Market-smart insights delivered across three sessions at Summer Seminar (co-hosted by Lawlor Advisory earlier this month) gave attending private higher education senior administrators a comprehensive look at the economic, demographic, and financial forces impacting their industry.
Chris Farrell, author and senior economics contributor for the public radio program Marketplace, summarized the current state of the U.S. economy and its near-term prospects, then homed in on the family incomes of traditional-aged college students. Nathan Grawe, author and Carleton College economics professor, summarized the magnitude of coming demographic changes in that population and its anticipated effect on college enrollment numbers. And Susan Fitzgerald, senior vice president at Moody’s and manager of its global higher education and not-for-profit ratings team, discussed the business conditions that are affecting the financial health of the higher education sector. Collectively, their market intelligence indicated a challenging set of circumstances that is definitely a catalyst for fostering more doing:
- The United States is approaching its longest economic expansion in the modern era, but there are signs that growth is weakening. The effects of the fiscal stimulus are fading, and trade tensions are undermining competitiveness and stalling investment.
- It’s been a lost decade for wage growth, considering that household income is only now recovering to its pre-recession level. So, while families are doing okay, it still feels like a struggle to them.
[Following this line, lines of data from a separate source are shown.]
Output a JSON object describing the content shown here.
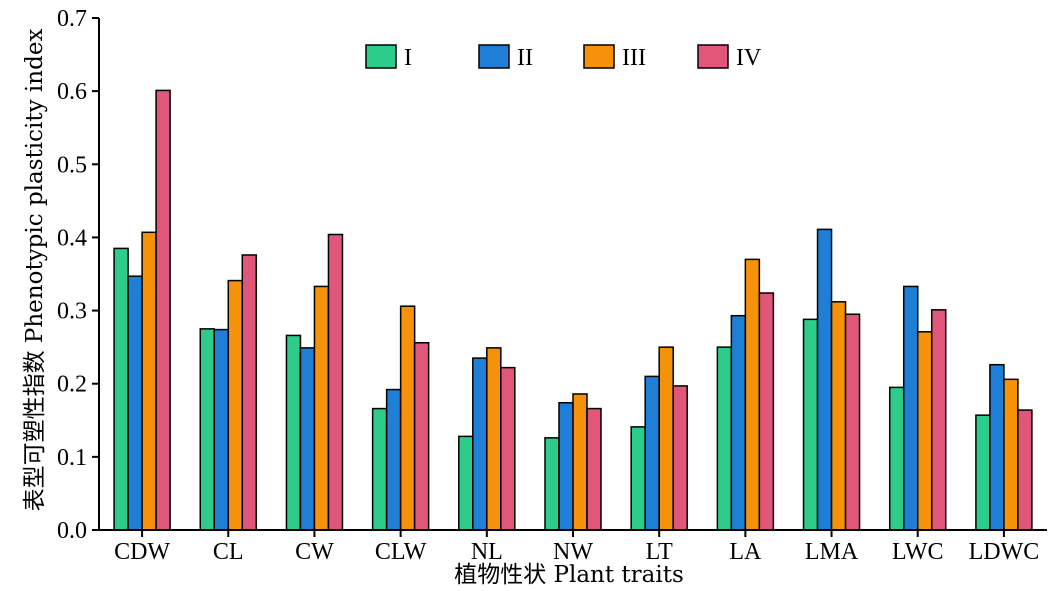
{
  "chart_data": {
    "type": "bar",
    "title": "",
    "xlabel": "植物性状 Plant traits",
    "ylabel": "表型可塑性指数 Phenotypic plasticity index",
    "ylim": [
      0,
      0.7
    ],
    "yticks": [
      "0.0",
      "0.1",
      "0.2",
      "0.3",
      "0.4",
      "0.5",
      "0.6",
      "0.7"
    ],
    "grid": false,
    "legend_position": "top-center",
    "categories": [
      "CDW",
      "CL",
      "CW",
      "CLW",
      "NL",
      "NW",
      "LT",
      "LA",
      "LMA",
      "LWC",
      "LDWC"
    ],
    "series": [
      {
        "name": "I",
        "color": "#2ecc8a",
        "values": [
          0.385,
          0.275,
          0.266,
          0.166,
          0.128,
          0.126,
          0.141,
          0.25,
          0.288,
          0.195,
          0.157
        ]
      },
      {
        "name": "II",
        "color": "#1f7fd6",
        "values": [
          0.347,
          0.274,
          0.249,
          0.192,
          0.235,
          0.174,
          0.21,
          0.293,
          0.411,
          0.333,
          0.226
        ]
      },
      {
        "name": "III",
        "color": "#f5920a",
        "values": [
          0.407,
          0.341,
          0.333,
          0.306,
          0.249,
          0.186,
          0.25,
          0.37,
          0.312,
          0.271,
          0.206
        ]
      },
      {
        "name": "IV",
        "color": "#e0577a",
        "values": [
          0.601,
          0.376,
          0.404,
          0.256,
          0.222,
          0.166,
          0.197,
          0.324,
          0.295,
          0.301,
          0.164
        ]
      }
    ]
  }
}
- People are deeply suspicious of the price tag of college (likely due to knowing it will be discounted) and extremely wary of taking on a student loan debt burden. The financial benefits of a college education still exceed its cost (at an average 14% return), but there’s a lot of variability—and thus risk—within the spectrum of earning outcomes.
- A decline in the national fertility rate, combined with changes in immigration rates and interstate migration, will create a drop-off at around the year 2025 in the number of students attending college.
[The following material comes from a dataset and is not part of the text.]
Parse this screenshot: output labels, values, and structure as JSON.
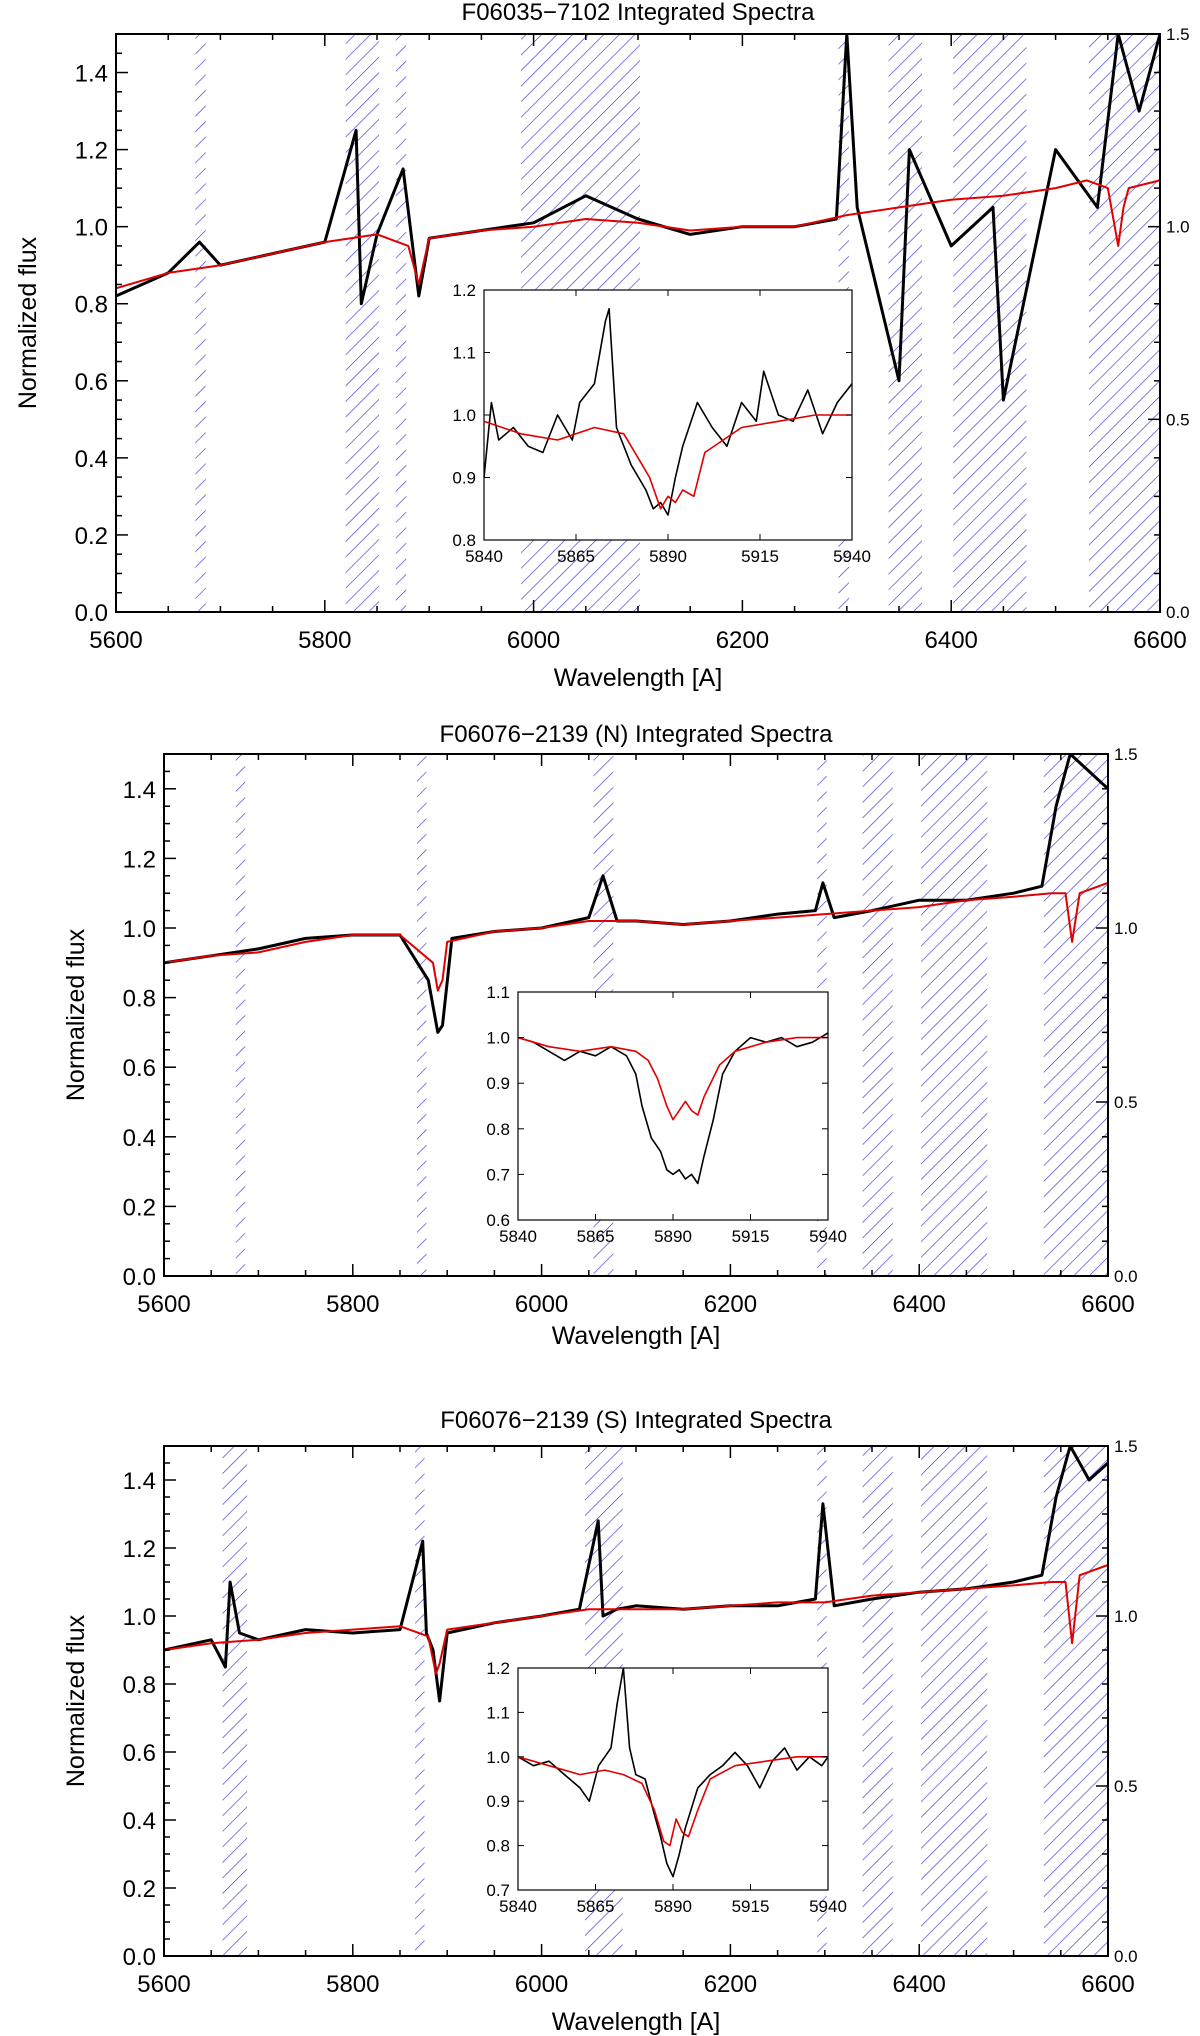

- Steeper competition for students is already constraining net tuition revenue. With private institutions needing to discount so heavily, they have less pricing flexibility and can’t reach the minimum healthy net tuition revenue annual growth of 3%. In fact, a quarter of private institutions predict a drop in their net tuition revenue.
In keeping with Summer Seminar’s theme, “The Power of Do,” each of the three presenters encouraged the higher education administrators to make proactive changes in response to market conditions. Suggestions ranged from revising academic programs to focusing more on access and retention to targeting the aging population with lifelong learning modules. No matter what, “to keep doing the same thing the same way is a bad idea when you’re faced with actual data showing it won’t work,” said Grawe.